The difference between these two equalities $$x(x-1)=0$$ and $$x(x-1)=x^2-x$$, is that the first one is true for some values of $$x$$, and the second is true for all $$x$$. An equality that is true for all values is an identity. In some books the symbol $$\equiv$$ is used to denote identities, as in $$x(x-1)\equiv x^2-x$$.

## Identities from the unit circle

Which of following identities are true?

 $$\sin \alpha = \sin (-\alpha)$$ $$\sin \alpha = \cos (90^\circ -\alpha)$$ $$\sin \alpha = \sin (180^\circ -\alpha)$$ $$\sin \alpha = \cos (270^\circ -\alpha)$$ $$\sin \alpha = -\sin (-\alpha)$$ $$\cos \alpha = \sin (90^\circ -\alpha)$$ $$\sin \alpha = -\sin (180^\circ -\alpha)$$ $$\cos \alpha = \sin (270^\circ -\alpha)$$ $$\cos \alpha = \cos (-\alpha)$$ $$\sin \alpha = -\cos (90^\circ -\alpha)$$ $$\cos \alpha = \cos (180^\circ -\alpha)$$ $$\sin \alpha = -\cos (270^\circ -\alpha)$$ $$\cos \alpha = -\cos (-\alpha)$$ $$\cos \alpha = -\sin (90^\circ -\alpha)$$ $$\cos \alpha = -\cos (180^\circ -\alpha)$$ $$\cos \alpha = -\sin (270^\circ -\alpha)$$

In the applet above, an angle in each quadrant is deduced from the explanation below.

Furthermore, following identities are used:

$\sin(\beta -90^\circ)=-\sin(90^\circ -\beta)=-\cos \beta$

$\cos(\beta-180^\circ)=\cos(180^\circ-\beta)=-\cos\beta$

$\sin(\beta -270^\circ)=-\sin(270^\circ -\beta)=\cos \beta$

In this demonstration, $$\alpha$$ is restricted to $$0^\circ \lt \alpha \lt 90^\circ$$ since it is an angle in a right-angled triangle. There is no restriction on $$\beta$$, it can be in any quadrant. The restriction seen in the applet, $$0 \le \beta \lt 360^\circ$$, stems from the fact that GeoGebra can only show those angles.

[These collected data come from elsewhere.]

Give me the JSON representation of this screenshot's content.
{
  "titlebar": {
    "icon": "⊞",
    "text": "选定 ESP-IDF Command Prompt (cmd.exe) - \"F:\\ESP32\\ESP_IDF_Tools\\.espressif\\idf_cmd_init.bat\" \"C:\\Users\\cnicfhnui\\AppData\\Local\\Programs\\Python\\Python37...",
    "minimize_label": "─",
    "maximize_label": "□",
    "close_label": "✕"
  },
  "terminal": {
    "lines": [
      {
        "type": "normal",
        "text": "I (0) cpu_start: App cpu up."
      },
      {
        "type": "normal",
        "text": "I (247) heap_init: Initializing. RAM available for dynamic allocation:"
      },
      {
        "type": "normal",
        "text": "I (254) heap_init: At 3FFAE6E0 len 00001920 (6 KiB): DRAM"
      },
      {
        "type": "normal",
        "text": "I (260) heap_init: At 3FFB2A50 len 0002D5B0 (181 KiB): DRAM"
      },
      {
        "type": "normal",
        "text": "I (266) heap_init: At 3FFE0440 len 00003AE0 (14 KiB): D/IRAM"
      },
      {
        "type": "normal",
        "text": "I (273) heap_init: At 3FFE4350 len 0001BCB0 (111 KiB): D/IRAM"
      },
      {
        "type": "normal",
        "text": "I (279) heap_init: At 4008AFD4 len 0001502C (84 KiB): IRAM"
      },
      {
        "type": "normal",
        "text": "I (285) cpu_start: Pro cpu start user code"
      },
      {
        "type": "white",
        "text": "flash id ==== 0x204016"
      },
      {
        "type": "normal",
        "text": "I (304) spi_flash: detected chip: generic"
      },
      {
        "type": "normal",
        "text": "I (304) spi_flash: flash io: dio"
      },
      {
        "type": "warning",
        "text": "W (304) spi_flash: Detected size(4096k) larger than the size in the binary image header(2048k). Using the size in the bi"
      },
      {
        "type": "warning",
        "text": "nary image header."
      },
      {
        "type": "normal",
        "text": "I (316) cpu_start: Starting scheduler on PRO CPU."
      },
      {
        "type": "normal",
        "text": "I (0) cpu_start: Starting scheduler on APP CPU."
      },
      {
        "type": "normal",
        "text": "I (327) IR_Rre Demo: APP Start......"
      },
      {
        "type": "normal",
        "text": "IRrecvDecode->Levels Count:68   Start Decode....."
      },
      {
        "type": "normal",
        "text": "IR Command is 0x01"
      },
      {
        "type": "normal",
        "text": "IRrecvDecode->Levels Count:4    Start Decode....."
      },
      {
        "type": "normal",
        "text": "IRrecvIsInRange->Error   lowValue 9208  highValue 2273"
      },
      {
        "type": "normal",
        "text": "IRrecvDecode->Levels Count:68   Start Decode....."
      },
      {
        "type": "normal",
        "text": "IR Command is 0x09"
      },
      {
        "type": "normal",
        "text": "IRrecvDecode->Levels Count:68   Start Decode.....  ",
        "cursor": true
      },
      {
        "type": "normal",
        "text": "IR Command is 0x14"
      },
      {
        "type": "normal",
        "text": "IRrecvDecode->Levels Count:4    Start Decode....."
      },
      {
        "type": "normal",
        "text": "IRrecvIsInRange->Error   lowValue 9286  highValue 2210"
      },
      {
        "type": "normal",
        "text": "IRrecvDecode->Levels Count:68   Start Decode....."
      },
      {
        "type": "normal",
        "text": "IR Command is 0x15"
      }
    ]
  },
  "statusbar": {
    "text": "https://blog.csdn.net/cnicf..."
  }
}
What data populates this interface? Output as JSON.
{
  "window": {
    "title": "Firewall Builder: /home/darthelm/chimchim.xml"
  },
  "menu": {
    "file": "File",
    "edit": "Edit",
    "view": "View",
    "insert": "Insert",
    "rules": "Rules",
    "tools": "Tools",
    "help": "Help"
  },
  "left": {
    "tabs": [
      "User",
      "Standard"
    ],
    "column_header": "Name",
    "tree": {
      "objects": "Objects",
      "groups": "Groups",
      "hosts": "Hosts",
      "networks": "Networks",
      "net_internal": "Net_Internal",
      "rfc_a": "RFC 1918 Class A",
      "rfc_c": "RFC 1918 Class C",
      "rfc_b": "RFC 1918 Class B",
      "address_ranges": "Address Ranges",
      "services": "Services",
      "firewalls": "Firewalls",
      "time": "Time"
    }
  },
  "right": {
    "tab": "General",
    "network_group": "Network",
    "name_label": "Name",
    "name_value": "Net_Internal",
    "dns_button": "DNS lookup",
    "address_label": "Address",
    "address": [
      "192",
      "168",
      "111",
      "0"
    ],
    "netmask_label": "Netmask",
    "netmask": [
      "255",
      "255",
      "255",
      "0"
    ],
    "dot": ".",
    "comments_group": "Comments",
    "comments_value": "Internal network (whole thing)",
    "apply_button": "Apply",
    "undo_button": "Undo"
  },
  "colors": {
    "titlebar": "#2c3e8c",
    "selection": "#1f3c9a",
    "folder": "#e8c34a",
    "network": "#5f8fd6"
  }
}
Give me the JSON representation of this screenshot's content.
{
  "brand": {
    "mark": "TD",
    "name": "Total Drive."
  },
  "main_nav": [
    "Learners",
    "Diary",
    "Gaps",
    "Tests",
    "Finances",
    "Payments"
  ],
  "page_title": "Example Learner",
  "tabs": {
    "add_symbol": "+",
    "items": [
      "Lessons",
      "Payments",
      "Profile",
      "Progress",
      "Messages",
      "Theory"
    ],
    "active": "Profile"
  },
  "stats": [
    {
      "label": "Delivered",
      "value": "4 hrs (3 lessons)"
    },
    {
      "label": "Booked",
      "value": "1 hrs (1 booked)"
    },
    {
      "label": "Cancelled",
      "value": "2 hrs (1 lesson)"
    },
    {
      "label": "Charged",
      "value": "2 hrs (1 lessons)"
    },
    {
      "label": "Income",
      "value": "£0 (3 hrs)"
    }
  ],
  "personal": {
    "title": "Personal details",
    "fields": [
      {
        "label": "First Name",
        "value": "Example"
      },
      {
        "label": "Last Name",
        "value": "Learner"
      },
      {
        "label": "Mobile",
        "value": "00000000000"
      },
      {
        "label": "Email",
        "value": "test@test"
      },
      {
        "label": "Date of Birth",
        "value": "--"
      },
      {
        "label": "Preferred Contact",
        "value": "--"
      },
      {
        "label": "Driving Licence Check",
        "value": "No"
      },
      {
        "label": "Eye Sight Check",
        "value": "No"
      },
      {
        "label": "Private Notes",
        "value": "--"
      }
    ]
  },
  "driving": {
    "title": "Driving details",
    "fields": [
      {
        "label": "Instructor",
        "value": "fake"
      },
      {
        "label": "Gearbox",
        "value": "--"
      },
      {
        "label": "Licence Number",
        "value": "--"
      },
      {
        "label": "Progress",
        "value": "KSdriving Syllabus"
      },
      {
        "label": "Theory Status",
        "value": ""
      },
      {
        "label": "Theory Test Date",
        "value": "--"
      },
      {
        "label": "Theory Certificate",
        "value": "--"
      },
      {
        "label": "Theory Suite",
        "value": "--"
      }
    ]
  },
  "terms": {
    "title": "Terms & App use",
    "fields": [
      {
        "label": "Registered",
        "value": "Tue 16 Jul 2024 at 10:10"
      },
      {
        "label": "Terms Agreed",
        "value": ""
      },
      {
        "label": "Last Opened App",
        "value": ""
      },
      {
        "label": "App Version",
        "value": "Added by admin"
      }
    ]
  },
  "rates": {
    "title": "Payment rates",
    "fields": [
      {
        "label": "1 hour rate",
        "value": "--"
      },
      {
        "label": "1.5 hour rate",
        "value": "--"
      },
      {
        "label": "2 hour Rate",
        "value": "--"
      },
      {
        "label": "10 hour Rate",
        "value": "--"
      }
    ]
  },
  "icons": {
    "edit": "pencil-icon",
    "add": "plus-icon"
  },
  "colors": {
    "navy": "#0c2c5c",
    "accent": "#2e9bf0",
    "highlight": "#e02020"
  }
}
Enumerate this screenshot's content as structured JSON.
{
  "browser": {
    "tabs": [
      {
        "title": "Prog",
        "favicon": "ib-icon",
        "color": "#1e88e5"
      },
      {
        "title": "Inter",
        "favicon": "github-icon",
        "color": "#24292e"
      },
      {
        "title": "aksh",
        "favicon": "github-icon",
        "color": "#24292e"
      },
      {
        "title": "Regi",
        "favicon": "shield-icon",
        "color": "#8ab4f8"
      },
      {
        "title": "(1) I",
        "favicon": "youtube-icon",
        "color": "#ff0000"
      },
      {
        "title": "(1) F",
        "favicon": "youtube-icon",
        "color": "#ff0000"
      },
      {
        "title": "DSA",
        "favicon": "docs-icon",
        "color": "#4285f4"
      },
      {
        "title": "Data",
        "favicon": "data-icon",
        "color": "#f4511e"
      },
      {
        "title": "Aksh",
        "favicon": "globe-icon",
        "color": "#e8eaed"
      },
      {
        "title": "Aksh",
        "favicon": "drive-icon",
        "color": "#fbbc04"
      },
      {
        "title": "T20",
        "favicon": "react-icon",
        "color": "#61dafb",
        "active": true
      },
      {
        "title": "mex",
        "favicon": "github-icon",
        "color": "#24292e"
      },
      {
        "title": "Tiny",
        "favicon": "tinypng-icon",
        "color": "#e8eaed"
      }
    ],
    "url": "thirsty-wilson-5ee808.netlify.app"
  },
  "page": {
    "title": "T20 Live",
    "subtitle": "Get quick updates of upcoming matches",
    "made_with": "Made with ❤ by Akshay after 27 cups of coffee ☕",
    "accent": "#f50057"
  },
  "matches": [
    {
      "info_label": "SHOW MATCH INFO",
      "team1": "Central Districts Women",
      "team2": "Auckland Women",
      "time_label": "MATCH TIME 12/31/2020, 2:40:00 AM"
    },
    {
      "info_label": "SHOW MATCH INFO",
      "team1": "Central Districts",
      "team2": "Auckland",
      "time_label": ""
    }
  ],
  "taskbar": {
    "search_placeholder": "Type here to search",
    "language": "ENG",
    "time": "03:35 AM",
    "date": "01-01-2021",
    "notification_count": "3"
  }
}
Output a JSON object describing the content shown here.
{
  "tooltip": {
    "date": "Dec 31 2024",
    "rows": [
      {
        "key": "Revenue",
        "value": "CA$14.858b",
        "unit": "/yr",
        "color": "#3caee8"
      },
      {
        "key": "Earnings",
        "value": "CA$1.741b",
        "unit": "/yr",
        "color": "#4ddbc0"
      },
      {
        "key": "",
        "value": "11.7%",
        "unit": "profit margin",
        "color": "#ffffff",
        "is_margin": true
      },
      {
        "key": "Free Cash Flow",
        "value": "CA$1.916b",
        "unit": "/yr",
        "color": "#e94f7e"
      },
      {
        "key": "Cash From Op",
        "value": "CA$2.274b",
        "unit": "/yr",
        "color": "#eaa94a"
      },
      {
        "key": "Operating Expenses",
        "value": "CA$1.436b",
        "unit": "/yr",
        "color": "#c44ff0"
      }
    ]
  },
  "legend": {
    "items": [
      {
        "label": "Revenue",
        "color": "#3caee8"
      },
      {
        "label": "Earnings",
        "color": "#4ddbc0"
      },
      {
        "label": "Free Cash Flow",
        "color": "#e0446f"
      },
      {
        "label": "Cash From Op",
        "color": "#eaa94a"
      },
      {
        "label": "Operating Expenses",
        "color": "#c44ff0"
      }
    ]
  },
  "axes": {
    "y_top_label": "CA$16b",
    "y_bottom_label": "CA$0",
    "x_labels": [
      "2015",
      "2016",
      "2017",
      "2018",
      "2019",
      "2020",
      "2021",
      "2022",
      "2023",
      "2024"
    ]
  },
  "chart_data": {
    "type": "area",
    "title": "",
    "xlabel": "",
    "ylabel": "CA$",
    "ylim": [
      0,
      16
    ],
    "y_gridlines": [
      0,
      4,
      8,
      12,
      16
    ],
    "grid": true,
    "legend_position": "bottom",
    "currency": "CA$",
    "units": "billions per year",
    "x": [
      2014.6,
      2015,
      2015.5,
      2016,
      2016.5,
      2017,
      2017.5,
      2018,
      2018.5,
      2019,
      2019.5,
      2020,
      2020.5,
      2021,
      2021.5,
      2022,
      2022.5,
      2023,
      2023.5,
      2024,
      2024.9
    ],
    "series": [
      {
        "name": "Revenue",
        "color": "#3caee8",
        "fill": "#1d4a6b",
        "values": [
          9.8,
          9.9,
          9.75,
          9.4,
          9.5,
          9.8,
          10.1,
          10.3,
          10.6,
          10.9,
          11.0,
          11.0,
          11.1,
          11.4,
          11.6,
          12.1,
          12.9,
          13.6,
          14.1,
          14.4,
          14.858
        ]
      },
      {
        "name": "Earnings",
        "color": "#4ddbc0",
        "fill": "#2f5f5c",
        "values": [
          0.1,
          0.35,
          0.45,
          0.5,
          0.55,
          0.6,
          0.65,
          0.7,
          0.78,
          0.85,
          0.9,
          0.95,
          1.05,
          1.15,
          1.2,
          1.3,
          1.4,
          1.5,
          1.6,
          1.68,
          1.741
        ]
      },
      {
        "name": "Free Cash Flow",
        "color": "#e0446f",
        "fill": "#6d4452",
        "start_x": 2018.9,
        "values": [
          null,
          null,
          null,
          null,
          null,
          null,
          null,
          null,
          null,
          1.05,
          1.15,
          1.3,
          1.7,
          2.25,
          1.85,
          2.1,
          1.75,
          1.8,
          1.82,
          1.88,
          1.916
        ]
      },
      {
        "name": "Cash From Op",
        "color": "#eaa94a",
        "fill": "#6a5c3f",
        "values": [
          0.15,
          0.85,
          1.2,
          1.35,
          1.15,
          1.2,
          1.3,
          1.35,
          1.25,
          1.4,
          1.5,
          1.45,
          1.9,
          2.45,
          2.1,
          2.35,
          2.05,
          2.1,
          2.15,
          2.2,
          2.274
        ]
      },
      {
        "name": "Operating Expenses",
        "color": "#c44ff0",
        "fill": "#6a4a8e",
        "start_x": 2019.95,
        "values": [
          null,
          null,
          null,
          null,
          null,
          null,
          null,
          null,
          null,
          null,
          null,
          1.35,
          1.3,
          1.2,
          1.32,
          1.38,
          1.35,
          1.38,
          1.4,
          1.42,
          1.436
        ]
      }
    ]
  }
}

Using the identities $$\sin(-\beta)=-\sin(\beta)$$ and $$\cos(-\beta)=\cos(\beta)$$ we get that:

$\sin(\alpha-\beta)=\sin(\alpha + (-\beta))=\sin \alpha \cos (-\beta) + \cos \alpha \sin (-\beta)=\sin \alpha \cos \beta - \cos \alpha \sin \beta$

$\sin(\alpha+\beta)=\sin \alpha \cos \beta + \cos \alpha \sin \beta$

$\sin(\alpha-\beta)=\sin \alpha \cos \beta - \cos \alpha \sin \beta$

Apart from the identities that are used for explaining the addition formula for sine, following identities are also used in the applet above:

$\cos(\beta -90^\circ)=\cos(90^\circ -\beta)=\sin \beta$

$\sin(\beta-180^\circ)=-\sin(180^\circ-\beta)=-\sin\beta$

$\cos(\beta -270^\circ)=\cos(270^\circ -\beta)=-\sin \beta$

Using the identities $$\sin(-\beta)=-\sin(\beta)$$ and $$\cos(-\beta)=\cos(\beta)$$ we get that:

$\cos(\alpha-\beta)=\cos(\alpha + (-\beta))=\cos \alpha \cos (-\beta) - \sin \alpha \sin (-\beta)=\cos \alpha \cos \beta + \sin \alpha \sin \beta$

$\cos(\alpha+\beta)=\cos \alpha \cos \beta - \sin \alpha \sin \beta$

$\cos(\alpha-\beta)=\cos \alpha \cos \beta + \sin \alpha \sin \beta$

## When both angles are larger than 90°

The addition formulas are true even when both angles are larger than $$90^\circ$$. Assume that $$90^\circ\lt \alpha \lt 180^\circ$$. Let $$\alpha ' =\alpha -90^\circ$$. From the symmetry of the unit circle we get that $$\sin \alpha =\sin(90^\circ +\alpha ')=-\cos \alpha '$$ and $$\cos \alpha=\cos(90^\circ+\alpha ')=-\sin\alpha '$$. Using these identities we get:

$\sin(\alpha + \beta)=\sin(90^\circ + \alpha ' + \beta)=-\cos(\alpha ' +\beta )$

We can now use the addition formula since $$\alpha ' \lt 90^\circ$$.

$-\cos(\alpha ' +\beta )=-\cos \alpha ' \cos \beta +\sin \alpha ' \sin\beta = \sin\alpha\cos\beta+\sin\beta\cos\alpha$

In a similar way we can prove that all addition formulas are true for all angles.